Plan for removing the sovrin token.

[esplinr]

No description provided.

[askolesov]

Look really great! I've suggested only minor improvements.

[askolesov]

Great work

[esplinr]

For reviewers: a convenient link to the PR for the Indy HIPEs that are linked in the SIP.

[WadeBarnes]

The Jenkins CI/CD process(es) runs the tests in containerized environments. If the test run on a developer's machine, they will run on the equivalent containerized environment during the build process.

[esplinr]

I have no confidence that the tests will run on a developer's machine.

[WadeBarnes]

Current test failures are due in whole to dependency issues, details provided in the RC channels. Once those are addressed the tests will function in the containerized environments under Jenkins, or on a developers machine.

[WadeBarnes]

indy-sdk 1.16.0 was built 2021.02.21, moving forward, testing would need to migrate to the tools adopted by the community. This would be the same for indy-node.

[esplinr]

Agreed. But we have volunteers to do that work for indy-node, and no one to do that work for the token.

[WadeBarnes]

Without the plugin (once the ledger has been frozen and the plugin removed) how can the ledger history be validated when there have been transactions processed by it?

[esplinr]

Wade asks:

Without the plugin (once the ledger has been frozen and the plugin removed) how can the ledger history be validated when there have been transactions processed by it?

The SIP explains:

Sovrin StagingNet is a stable ledger for demonstration and testing purposes. It is widely used even though no guarantees are made about the history of StagingNet. It is intended to be reset regularly but has never been reset in practice.

Sovrin BuilderNet is used to test new Indy releases for stability before the other Sovrin networks. It is useful for developers building solutions, but makes no guarantees about preserving history.
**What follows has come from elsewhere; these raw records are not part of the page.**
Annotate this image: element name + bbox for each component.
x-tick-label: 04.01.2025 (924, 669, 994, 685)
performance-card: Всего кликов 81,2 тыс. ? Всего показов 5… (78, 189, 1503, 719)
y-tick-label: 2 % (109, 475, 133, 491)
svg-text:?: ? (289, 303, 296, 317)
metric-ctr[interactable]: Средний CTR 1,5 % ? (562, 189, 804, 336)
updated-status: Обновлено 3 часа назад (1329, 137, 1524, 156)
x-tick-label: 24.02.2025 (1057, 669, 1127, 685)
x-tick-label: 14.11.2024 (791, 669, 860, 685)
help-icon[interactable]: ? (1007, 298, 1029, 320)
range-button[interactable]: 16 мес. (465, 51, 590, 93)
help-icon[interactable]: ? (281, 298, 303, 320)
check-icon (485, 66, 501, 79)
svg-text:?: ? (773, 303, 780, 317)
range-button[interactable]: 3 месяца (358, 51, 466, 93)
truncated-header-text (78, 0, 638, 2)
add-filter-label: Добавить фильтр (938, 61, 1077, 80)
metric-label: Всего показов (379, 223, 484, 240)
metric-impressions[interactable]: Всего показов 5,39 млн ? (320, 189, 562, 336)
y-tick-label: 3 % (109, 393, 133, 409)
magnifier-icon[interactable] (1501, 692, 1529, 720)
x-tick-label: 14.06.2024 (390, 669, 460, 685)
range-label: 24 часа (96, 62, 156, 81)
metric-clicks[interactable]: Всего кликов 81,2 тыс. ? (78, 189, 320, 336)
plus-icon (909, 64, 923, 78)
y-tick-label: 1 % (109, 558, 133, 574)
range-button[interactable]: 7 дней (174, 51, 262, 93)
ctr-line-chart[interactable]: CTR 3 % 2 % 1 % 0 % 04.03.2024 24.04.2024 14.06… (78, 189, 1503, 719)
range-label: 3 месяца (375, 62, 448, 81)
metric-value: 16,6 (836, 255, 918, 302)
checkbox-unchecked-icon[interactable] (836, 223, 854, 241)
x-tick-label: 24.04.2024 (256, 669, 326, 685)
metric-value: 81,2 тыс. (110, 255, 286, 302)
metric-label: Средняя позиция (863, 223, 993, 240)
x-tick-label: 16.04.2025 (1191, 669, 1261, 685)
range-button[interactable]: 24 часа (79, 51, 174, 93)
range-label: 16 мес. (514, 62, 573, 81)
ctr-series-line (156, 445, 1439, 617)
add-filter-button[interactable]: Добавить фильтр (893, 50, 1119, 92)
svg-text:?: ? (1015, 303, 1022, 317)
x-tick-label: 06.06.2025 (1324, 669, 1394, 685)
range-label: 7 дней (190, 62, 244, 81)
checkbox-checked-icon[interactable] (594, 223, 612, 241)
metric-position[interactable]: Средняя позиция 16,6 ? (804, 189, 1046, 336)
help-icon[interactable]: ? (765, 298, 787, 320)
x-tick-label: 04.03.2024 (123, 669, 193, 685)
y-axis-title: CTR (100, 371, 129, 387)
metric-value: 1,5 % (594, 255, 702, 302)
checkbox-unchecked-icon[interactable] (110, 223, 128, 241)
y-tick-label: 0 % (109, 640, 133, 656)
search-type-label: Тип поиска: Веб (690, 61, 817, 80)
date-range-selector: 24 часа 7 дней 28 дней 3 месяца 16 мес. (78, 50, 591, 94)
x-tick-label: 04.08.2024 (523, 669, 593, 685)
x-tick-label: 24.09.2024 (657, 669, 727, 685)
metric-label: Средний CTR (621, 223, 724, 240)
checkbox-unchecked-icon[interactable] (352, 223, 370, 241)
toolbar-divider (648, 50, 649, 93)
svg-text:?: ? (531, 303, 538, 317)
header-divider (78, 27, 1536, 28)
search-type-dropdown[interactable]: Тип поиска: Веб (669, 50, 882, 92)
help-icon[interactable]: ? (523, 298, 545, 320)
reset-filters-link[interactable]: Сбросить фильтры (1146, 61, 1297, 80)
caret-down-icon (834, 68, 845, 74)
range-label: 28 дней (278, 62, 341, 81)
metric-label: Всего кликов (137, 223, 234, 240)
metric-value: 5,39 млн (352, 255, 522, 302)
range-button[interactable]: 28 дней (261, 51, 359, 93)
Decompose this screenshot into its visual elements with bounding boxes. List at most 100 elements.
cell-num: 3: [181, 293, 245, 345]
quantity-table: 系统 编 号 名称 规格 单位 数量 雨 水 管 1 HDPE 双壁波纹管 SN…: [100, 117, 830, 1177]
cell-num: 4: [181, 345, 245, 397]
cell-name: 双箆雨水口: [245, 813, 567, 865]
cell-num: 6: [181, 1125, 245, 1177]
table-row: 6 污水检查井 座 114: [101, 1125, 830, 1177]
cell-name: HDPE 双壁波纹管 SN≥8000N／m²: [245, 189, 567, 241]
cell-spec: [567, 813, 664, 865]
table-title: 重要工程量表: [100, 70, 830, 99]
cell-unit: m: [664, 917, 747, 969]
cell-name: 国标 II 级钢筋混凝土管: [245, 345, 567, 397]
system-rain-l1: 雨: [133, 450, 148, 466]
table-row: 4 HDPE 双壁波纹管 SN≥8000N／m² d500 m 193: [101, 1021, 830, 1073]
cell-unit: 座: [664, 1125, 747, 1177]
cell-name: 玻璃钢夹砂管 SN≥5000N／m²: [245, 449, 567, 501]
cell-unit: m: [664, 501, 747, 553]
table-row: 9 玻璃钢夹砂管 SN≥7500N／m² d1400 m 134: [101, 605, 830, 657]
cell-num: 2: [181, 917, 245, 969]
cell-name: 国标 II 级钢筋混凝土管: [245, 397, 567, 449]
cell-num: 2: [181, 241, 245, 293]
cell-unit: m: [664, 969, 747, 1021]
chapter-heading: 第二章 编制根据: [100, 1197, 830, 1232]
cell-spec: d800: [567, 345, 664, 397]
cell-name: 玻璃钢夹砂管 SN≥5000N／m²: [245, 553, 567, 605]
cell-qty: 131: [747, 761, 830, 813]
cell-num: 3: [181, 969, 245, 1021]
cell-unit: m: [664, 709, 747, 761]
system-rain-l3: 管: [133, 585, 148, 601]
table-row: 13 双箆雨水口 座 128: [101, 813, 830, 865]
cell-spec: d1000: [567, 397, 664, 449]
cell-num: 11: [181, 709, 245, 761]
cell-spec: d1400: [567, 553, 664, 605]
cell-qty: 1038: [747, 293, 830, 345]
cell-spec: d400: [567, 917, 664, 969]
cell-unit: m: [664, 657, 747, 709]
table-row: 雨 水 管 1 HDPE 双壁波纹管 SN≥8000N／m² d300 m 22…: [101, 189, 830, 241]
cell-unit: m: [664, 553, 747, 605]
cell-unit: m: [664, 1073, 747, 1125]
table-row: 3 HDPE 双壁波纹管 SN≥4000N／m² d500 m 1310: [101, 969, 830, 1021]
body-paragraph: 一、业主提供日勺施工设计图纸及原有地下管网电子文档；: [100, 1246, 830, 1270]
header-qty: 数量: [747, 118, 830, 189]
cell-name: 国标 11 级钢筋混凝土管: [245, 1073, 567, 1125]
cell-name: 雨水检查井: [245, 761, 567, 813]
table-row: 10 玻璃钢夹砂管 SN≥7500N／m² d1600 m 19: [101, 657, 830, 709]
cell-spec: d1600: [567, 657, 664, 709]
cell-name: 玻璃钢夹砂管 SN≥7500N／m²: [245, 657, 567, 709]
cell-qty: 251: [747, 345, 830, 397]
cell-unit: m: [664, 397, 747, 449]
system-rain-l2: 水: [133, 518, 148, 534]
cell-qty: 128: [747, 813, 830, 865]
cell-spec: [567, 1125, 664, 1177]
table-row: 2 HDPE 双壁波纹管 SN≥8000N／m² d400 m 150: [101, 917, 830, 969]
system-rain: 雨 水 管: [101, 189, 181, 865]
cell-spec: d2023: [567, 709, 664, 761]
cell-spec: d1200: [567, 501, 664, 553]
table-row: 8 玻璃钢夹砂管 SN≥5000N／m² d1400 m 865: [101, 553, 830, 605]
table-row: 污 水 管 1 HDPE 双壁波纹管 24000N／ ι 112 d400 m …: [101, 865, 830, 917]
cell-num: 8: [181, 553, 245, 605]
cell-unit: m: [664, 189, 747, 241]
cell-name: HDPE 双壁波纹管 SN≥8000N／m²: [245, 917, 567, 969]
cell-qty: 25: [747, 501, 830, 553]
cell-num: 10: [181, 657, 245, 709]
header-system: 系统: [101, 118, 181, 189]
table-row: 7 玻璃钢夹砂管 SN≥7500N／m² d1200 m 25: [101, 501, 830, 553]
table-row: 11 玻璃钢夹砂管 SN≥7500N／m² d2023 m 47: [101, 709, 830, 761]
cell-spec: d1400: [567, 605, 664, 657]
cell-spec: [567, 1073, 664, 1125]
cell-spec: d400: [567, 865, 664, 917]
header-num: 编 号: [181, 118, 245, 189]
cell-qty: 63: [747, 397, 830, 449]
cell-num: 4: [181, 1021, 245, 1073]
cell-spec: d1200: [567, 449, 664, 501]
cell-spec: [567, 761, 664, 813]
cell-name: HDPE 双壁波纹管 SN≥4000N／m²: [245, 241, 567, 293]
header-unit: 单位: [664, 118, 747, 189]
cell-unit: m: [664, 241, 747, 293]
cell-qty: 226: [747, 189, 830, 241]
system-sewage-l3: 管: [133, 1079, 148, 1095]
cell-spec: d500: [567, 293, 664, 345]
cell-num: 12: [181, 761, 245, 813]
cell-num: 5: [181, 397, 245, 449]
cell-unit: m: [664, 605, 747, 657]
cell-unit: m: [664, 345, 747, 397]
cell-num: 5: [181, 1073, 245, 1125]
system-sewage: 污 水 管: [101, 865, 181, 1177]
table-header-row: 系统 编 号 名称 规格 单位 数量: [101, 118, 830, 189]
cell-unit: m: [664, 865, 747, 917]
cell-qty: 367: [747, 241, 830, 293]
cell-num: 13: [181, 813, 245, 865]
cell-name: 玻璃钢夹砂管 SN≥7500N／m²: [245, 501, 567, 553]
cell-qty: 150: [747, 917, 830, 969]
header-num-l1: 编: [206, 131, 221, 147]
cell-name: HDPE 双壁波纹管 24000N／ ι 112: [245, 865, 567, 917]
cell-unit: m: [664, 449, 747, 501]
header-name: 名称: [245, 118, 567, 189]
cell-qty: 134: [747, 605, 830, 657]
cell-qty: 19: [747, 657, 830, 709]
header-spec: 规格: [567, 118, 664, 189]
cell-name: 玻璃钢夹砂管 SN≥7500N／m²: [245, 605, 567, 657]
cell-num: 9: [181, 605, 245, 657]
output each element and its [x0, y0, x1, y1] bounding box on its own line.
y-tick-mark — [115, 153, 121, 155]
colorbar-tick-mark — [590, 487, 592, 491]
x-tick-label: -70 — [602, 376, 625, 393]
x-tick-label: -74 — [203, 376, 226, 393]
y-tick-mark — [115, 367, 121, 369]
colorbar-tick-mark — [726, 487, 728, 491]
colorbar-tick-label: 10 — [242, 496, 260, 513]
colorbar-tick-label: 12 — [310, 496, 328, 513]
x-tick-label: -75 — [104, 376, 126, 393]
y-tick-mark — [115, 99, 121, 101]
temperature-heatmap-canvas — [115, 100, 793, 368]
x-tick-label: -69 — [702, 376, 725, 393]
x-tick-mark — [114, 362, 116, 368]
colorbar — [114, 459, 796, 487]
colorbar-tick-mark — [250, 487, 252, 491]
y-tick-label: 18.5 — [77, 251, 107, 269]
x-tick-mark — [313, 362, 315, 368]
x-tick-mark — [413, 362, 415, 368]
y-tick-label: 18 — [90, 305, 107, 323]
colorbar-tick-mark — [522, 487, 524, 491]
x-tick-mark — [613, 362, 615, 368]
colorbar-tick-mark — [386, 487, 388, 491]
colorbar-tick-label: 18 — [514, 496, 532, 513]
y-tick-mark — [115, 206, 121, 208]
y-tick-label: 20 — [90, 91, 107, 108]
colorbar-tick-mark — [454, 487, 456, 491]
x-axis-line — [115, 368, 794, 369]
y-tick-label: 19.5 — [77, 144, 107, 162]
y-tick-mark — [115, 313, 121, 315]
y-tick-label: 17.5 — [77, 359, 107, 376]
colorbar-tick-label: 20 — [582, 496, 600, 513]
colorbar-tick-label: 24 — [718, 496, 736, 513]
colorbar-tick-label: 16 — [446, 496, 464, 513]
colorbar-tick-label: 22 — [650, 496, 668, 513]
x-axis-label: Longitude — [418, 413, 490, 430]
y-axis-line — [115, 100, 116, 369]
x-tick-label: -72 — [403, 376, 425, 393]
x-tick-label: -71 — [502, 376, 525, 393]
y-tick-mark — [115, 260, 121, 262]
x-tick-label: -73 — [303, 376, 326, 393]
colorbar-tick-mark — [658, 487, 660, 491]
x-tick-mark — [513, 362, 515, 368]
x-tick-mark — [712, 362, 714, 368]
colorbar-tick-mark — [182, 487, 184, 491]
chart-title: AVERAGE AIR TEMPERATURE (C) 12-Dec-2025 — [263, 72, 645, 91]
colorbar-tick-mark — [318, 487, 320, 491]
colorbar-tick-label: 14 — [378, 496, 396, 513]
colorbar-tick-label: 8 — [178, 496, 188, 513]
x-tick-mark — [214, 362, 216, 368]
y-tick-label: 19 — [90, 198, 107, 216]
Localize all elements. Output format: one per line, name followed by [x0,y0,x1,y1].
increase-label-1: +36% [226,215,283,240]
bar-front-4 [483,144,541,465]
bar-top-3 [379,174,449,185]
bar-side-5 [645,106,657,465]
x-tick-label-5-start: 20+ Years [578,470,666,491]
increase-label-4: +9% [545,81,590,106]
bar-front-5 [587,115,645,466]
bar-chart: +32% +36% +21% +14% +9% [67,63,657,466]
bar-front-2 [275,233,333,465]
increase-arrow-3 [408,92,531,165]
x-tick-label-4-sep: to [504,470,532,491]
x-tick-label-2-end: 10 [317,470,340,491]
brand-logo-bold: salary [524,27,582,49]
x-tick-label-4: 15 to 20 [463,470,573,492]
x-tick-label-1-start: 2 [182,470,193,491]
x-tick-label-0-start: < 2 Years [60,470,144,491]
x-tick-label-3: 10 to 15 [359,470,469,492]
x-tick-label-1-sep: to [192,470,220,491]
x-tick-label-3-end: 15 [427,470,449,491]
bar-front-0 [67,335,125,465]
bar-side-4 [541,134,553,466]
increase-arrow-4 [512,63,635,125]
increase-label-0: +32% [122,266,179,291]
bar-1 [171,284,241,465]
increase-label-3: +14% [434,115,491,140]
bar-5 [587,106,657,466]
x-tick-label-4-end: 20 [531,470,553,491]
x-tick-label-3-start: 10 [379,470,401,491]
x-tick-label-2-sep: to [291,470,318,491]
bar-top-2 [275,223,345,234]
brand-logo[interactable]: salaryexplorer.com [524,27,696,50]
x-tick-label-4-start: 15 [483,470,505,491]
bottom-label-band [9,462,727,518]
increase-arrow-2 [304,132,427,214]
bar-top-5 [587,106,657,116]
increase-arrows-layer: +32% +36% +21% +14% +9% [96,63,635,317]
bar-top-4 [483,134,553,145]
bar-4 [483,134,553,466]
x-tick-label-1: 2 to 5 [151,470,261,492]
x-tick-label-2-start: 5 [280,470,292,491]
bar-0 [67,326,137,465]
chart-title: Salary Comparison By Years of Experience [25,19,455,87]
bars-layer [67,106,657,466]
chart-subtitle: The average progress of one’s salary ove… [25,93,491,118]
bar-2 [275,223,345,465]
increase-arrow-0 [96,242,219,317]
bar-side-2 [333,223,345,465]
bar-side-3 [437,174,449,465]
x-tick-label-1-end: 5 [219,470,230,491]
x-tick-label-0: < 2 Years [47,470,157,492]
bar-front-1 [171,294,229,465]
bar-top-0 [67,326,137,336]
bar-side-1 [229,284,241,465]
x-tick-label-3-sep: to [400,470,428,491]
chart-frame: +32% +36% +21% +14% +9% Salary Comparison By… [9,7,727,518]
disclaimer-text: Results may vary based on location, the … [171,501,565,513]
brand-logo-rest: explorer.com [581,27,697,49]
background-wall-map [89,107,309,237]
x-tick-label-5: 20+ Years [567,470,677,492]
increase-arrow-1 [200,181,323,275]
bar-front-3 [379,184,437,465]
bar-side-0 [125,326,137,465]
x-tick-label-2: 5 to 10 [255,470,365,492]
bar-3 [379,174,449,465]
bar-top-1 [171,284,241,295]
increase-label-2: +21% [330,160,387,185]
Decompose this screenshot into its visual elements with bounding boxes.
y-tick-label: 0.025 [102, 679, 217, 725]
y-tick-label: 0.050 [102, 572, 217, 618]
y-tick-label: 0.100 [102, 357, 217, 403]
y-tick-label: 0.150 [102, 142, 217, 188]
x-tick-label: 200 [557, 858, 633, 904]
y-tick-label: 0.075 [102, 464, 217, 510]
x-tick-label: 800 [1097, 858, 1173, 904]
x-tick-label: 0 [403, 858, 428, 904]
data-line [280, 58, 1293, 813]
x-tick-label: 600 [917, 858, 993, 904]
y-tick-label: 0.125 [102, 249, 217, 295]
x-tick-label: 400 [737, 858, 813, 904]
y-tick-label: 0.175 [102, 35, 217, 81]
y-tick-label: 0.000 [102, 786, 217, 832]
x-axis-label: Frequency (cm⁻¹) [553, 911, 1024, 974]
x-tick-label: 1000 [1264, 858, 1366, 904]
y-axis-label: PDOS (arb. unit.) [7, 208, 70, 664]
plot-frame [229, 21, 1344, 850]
BuilderNet was reset in June of 2020. It has an initialized token ledger and a history of only a few token transactions that include two SET_FEE transactions.

This policy is based on the Sovrin Steward Technical and Organizational Policies v2:

4. If at any time for any reason Personal Data is discovered on the Permissioned Test
   Network:
   a. The Sovrin Foundation MUST be notified immediately.
   b. Within 48 hours of notification, the Sovrin Foundation MUST reset the Permissioned Test Network to erase the Personal Data.

But per @WadeBarnes 's suggestion, I made it more explicit here:

3. The history of transfers of value will be unrecoverably lost when the token ledger is dropped during the plugin removal. This is appropriate, because token transactions are only on the test networks (StagingNet and BuilderNet) where the history is not expected to be permanent (see Sovrin Steward Technical and Organizational Policies section "Permissioned Test Network Policies").

Edit from @WadeBarnes:
This covers the scenario where the ledger is dropped. What if the ledger is retained? i.e Ledger frozen, ledger (data) retained, plug-in removed (uninstalled).

[esplinr]

This covers the scenario where the ledger is dropped. What if the ledger is retained? i.e Ledger frozen, ledger (data) retained, plug-in removed (uninstalled).

I don't see how that is relevant to this SIP. Operation of the network is unaffected either way. We put in the extra effort to cleanly remove the data by dropping the ledger, because we want to leave the network in the best state for long term maintenance.

• On MainNet, keeping an additional empty ledger around forever could cause us future complications simply due to the added complexity. Years in the future, it won't be obvious what the unused empty ledger is for.
• On StagingNet and BuilderNet, I don't see why we would retain test data on a test network that by policy can be deleted at any time.

But it doesn't really matter either way.